The Department of An Taoiseach on Tuesday issued a statement saying it hoped that further consultations could take place that would “provide reassurance to the Church of Ireland that it will be possible to facilitate access by parishioners” to Easter ceremonies.

The response followed news on Monday that one of the country’s best known and most ancient cathedrals was being forced to shut its doors to worshippers on the most sacred day in the Christian year by the organisers of the 1916 Easter Sunday parade.

Gardaí had requested that the front gates of Christ Church Cathedral in Dublin remain locked for Easter Sunday. In addition, a traffic cordon is being imposed closing off the city centre to all vehicles from 6am.

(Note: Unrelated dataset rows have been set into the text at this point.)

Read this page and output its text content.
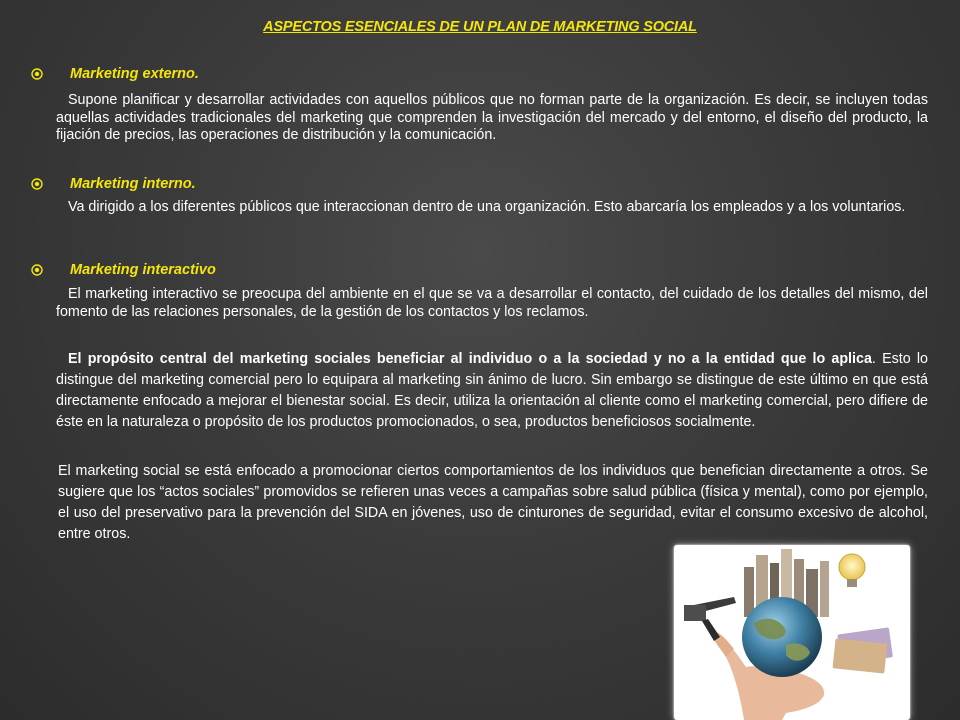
ASPECTOS ESENCIALES DE UN PLAN DE MARKETING SOCIAL
Marketing externo.
Supone planificar y desarrollar actividades con aquellos públicos que no forman parte de la organización. Es decir, se incluyen todas aquellas actividades tradicionales del marketing que comprenden la investigación del mercado y del entorno, el diseño del producto, la fijación de precios, las operaciones de distribución y la comunicación.
Marketing interno.
Va dirigido a los diferentes públicos que interaccionan dentro de una organización. Esto abarcaría los empleados y a los voluntarios.
Marketing interactivo
El marketing interactivo se preocupa del ambiente en el que se va a desarrollar el contacto, del cuidado de los detalles del mismo, del fomento de las relaciones personales, de la gestión de los contactos y los reclamos.
El propósito central del marketing sociales beneficiar al individuo o a la sociedad y no a la entidad que lo aplica. Esto lo distingue del marketing comercial pero lo equipara al marketing sin ánimo de lucro. Sin embargo se distingue de este último en que está directamente enfocado a mejorar el bienestar social. Es decir, utiliza la orientación al cliente como el marketing comercial, pero difiere de éste en la naturaleza o propósito de los productos promocionados, o sea, productos beneficiosos socialmente.
El marketing social se está enfocado a promocionar ciertos comportamientos de los individuos que benefician directamente a otros. Se sugiere que los “actos sociales” promovidos se refieren unas veces a campañas sobre salud pública (física y mental), como por ejemplo, el uso del preservativo para la prevención del SIDA en jóvenes, uso de cinturones de seguridad, evitar el consumo excesivo de alcohol, entre otros.
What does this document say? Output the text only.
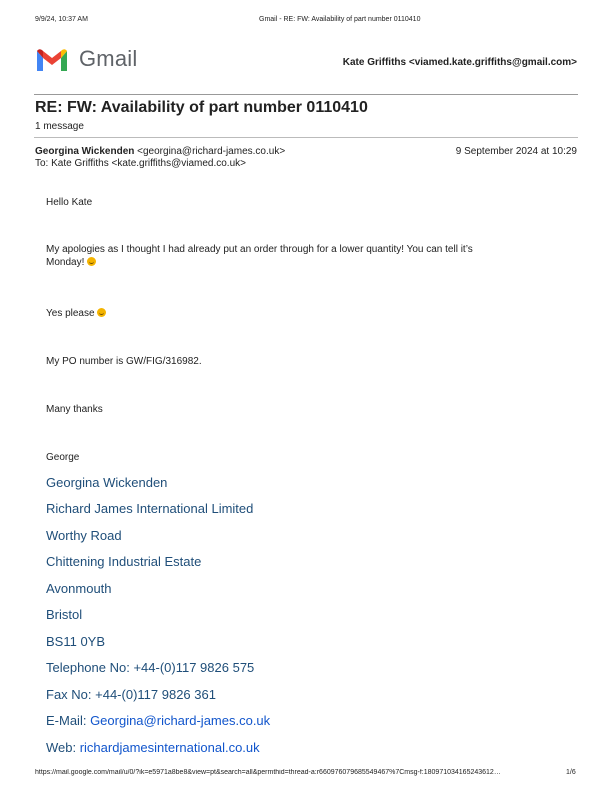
9/9/24, 10:37 AM	Gmail - RE: FW: Availability of part number 0110410
Gmail	Kate Griffiths <viamed.kate.griffiths@gmail.com>
RE: FW: Availability of part number 0110410
1 message
Georgina Wickenden <georgina@richard-james.co.uk>	9 September 2024 at 10:29
To: Kate Griffiths <kate.griffiths@viamed.co.uk>
Hello Kate
My apologies as I thought I had already put an order through for a lower quantity! You can tell it’s
Monday!
Yes please
My PO number is GW/FIG/316982.
Many thanks
George
Georgina Wickenden
Richard James International Limited
Worthy Road
Chittening Industrial Estate
Avonmouth
Bristol
BS11 0YB
Telephone No: +44-(0)117 9826 575
Fax No: +44-(0)117 9826 361
E-Mail: Georgina@richard-james.co.uk
Web: richardjamesinternational.co.uk
https://mail.google.com/mail/u/0/?ik=e5971a8be8&view=pt&search=all&permthid=thread-a:r660976079685549467%7Cmsg-f:180971034165243612…	1/6
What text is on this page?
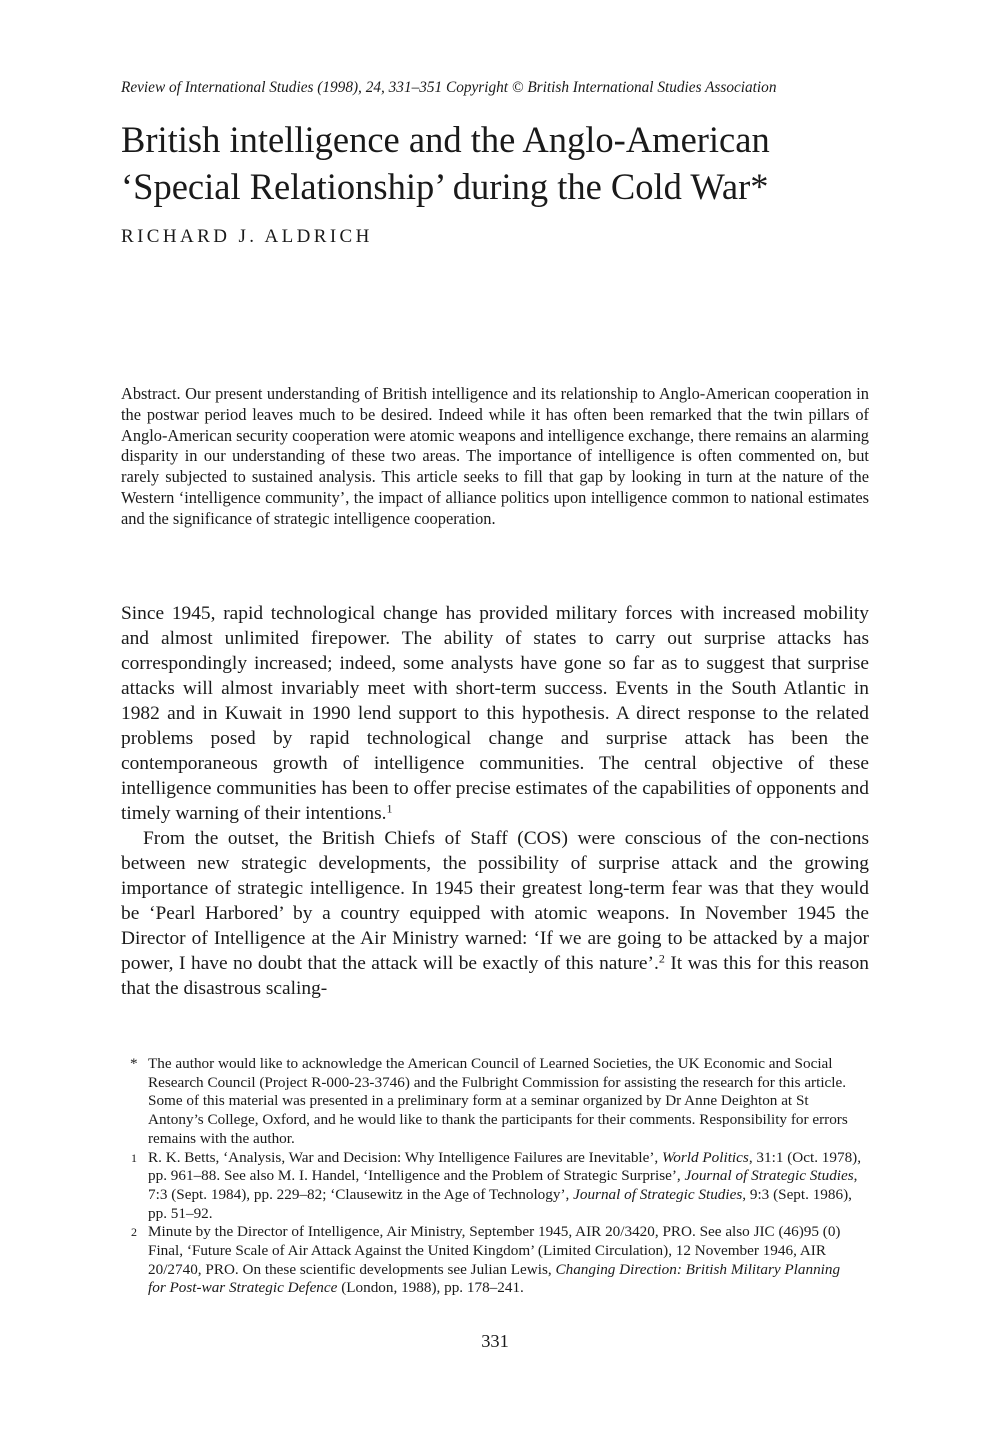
Review of International Studies (1998), 24, 331–351 Copyright © British International Studies Association
British intelligence and the Anglo-American
‘Special Relationship’ during the Cold War*
RICHARD J. ALDRICH
Abstract. Our present understanding of British intelligence and its relationship to Anglo-American cooperation in the postwar period leaves much to be desired. Indeed while it has often been remarked that the twin pillars of Anglo-American security cooperation were atomic weapons and intelligence exchange, there remains an alarming disparity in our understanding of these two areas. The importance of intelligence is often commented on, but rarely subjected to sustained analysis. This article seeks to fill that gap by looking in turn at the nature of the Western ‘intelligence community’, the impact of alliance politics upon intelligence common to national estimates and the significance of strategic intelligence cooperation.

Since 1945, rapid technological change has provided military forces with increased mobility and almost unlimited firepower. The ability of states to carry out surprise attacks has correspondingly increased; indeed, some analysts have gone so far as to suggest that surprise attacks will almost invariably meet with short-term success. Events in the South Atlantic in 1982 and in Kuwait in 1990 lend support to this hypothesis. A direct response to the related problems posed by rapid technological change and surprise attack has been the contemporaneous growth of intelligence communities. The central objective of these intelligence communities has been to offer precise estimates of the capabilities of opponents and timely warning of their intentions.$^1$

From the outset, the British Chiefs of Staff (COS) were conscious of the con-nections between new strategic developments, the possibility of surprise attack and the growing importance of strategic intelligence. In 1945 their greatest long-term fear was that they would be ‘Pearl Harbored’ by a country equipped with atomic weapons. In November 1945 the Director of Intelligence at the Air Ministry warned: ‘If we are going to be attacked by a major power, I have no doubt that the attack will be exactly of this nature’.$^2$ It was this for this reason that the disastrous scaling-

* The author would like to acknowledge the American Council of Learned Societies, the UK Economic and Social Research Council (Project R-000-23-3746) and the Fulbright Commission for assisting the research for this article. Some of this material was presented in a preliminary form at a seminar organized by Dr Anne Deighton at St Antony’s College, Oxford, and he would like to thank the participants for their comments. Responsibility for errors remains with the author.
1 R. K. Betts, ‘Analysis, War and Decision: Why Intelligence Failures are Inevitable’, World Politics, 31:1 (Oct. 1978), pp. 961–88. See also M. I. Handel, ‘Intelligence and the Problem of Strategic Surprise’, Journal of Strategic Studies, 7:3 (Sept. 1984), pp. 229–82; ‘Clausewitz in the Age of Technology’, Journal of Strategic Studies, 9:3 (Sept. 1986), pp. 51–92.
2 Minute by the Director of Intelligence, Air Ministry, September 1945, AIR 20/3420, PRO. See also JIC (46)95 (0) Final, ‘Future Scale of Air Attack Against the United Kingdom’ (Limited Circulation), 12 November 1946, AIR 20/2740, PRO. On these scientific developments see Julian Lewis, Changing Direction: British Military Planning for Post-war Strategic Defence (London, 1988), pp. 178–241.
331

This is intended to facilitate the smooth running of the parade itself and attendances of up to 500,000 people.

Six Church of Ireland city centre parishes in addition to Christ Church Cathedral and a number of other Christian churches would be affected by the restrictions.

In a statement on Monday, the Church of Ireland Primate, Archbishop Michael Jackson, who is due to lead Easter Sunday services at Christ Church Cathedral, criticised the parade organisers for their lack of consultation with the Churches and other faith communities affected by the extensive road closures.

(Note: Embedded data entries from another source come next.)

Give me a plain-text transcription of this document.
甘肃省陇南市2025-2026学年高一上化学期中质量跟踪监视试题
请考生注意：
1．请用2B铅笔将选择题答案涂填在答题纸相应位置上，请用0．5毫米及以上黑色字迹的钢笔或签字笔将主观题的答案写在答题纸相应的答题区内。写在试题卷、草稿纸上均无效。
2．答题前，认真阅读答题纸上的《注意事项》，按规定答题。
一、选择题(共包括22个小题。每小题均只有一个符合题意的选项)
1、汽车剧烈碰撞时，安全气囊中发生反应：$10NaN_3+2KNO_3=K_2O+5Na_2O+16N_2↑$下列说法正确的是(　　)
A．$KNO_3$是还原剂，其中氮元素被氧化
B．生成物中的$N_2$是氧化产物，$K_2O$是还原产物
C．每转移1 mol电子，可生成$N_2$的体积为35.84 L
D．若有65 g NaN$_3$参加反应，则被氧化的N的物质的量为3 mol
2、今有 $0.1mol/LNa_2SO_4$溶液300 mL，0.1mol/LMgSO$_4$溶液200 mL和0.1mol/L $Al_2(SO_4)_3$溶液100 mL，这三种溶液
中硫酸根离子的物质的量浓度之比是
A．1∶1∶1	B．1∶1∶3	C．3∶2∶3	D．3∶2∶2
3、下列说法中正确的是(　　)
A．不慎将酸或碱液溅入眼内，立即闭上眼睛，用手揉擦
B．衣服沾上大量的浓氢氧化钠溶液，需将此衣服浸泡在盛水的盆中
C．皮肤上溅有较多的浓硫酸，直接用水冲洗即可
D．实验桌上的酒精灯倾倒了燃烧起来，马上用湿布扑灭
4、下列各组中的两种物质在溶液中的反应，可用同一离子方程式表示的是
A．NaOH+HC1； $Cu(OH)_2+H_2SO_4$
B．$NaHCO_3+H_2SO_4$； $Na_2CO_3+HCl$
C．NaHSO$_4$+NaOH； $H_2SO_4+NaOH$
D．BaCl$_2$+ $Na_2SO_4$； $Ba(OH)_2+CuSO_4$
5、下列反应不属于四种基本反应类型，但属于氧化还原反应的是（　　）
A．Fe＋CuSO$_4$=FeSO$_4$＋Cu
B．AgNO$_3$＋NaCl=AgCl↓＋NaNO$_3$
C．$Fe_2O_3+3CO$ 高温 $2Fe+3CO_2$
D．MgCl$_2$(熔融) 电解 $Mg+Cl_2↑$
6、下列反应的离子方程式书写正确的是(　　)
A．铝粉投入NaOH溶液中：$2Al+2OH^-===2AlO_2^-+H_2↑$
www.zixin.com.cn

Archbishop Jackson highlighted that, “This decision was made without consultation with the dioceses and there is a considerable sense of disappointment and sadness.”

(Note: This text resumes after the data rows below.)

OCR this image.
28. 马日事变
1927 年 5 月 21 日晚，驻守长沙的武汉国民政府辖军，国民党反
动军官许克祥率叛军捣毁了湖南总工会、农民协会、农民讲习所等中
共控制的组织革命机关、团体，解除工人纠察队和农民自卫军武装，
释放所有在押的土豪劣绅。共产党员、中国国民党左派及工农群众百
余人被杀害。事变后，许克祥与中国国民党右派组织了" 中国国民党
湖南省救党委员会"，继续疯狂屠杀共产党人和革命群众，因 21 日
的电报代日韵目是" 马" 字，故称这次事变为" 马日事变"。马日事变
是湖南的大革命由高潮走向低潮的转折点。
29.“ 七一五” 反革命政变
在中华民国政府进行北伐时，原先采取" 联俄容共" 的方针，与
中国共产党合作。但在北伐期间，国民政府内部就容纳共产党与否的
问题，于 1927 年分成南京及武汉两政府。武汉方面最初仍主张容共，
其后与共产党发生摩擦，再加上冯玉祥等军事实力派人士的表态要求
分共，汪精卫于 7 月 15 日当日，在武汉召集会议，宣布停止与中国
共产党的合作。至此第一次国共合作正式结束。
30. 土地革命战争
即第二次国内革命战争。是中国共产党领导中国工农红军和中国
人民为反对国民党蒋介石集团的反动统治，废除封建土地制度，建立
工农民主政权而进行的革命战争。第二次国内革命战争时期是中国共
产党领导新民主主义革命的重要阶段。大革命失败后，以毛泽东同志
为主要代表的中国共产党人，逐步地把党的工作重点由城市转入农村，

He said parishioners who wouldn’t be able to attend services at their own parishes were being invited by Church of Ireland parishes in the city’s suburbs to join them instead.

The country’s most senior Anglican churchman said on Monday, “People will, understandably, be upset not to be able to worship in their parish churches on Easter Sunday.”

Speaking to the Irish Independent newspaper, the Archbishop said he was “taken aback and genuinely disappointed that there was no consultation”.

He also questioned the wisdom of holding the parade on Easter Sunday and not Easter Monday.

“Had circumstances been different, there might have been wisdom in those responsible for the decisions that have resulted in Easter Day being used as the day for the Commemoration, asking the question: ‘Why Easter Day itself and not Easter Monday for example?’” he commented.

Archbishop Jackson said the Church of Ireland had adopted a pragmatic approach, “Once we were made aware of the fact that the churches and the cathedral will simply not be accessible without insurmountable difficulty and the endangering of personal safety.”

But on Tuesday, the Department of An Taoiseach appeared to backtrack stating that its earnest wish was that people would be able to attend their usual places of worship on Easter Sunday if at all possible.

Responding to this, Dr Jackson issued a new statement in which he said the Church of Ireland “appreciate the Government’s response to the statement issued by the United Dioceses of Dublin and Glendalough on arrangements to facilitate people in inner city parishes in their worship on Easter Day.”

“We further appreciate the Government’s wish to do all it can to facilitate people in attending their usual places of worship on Easter Day if possible.”

“Having considered the traffic restrictions which are to be put in place from 6.00 am on Easter Day and the difficulties which would ensue for parishioners trying to access city centre churches, the Archbishop and affected clergy put measures in place in order to enable parishioners to worship in churches located in areas outside the cordon.”

He concluded his statement, “We are happy to consult with the organisers of the commemoration on this matter.”

Meanwhile, a spokeswoman for the Catholic Archdiocese of Dublin has indicated that “Mass will be definitely celebrated” at the Pro Cathedral in Dublin on Easter Sunday and that discussions with the parade organisers to try and improve access are ongoing.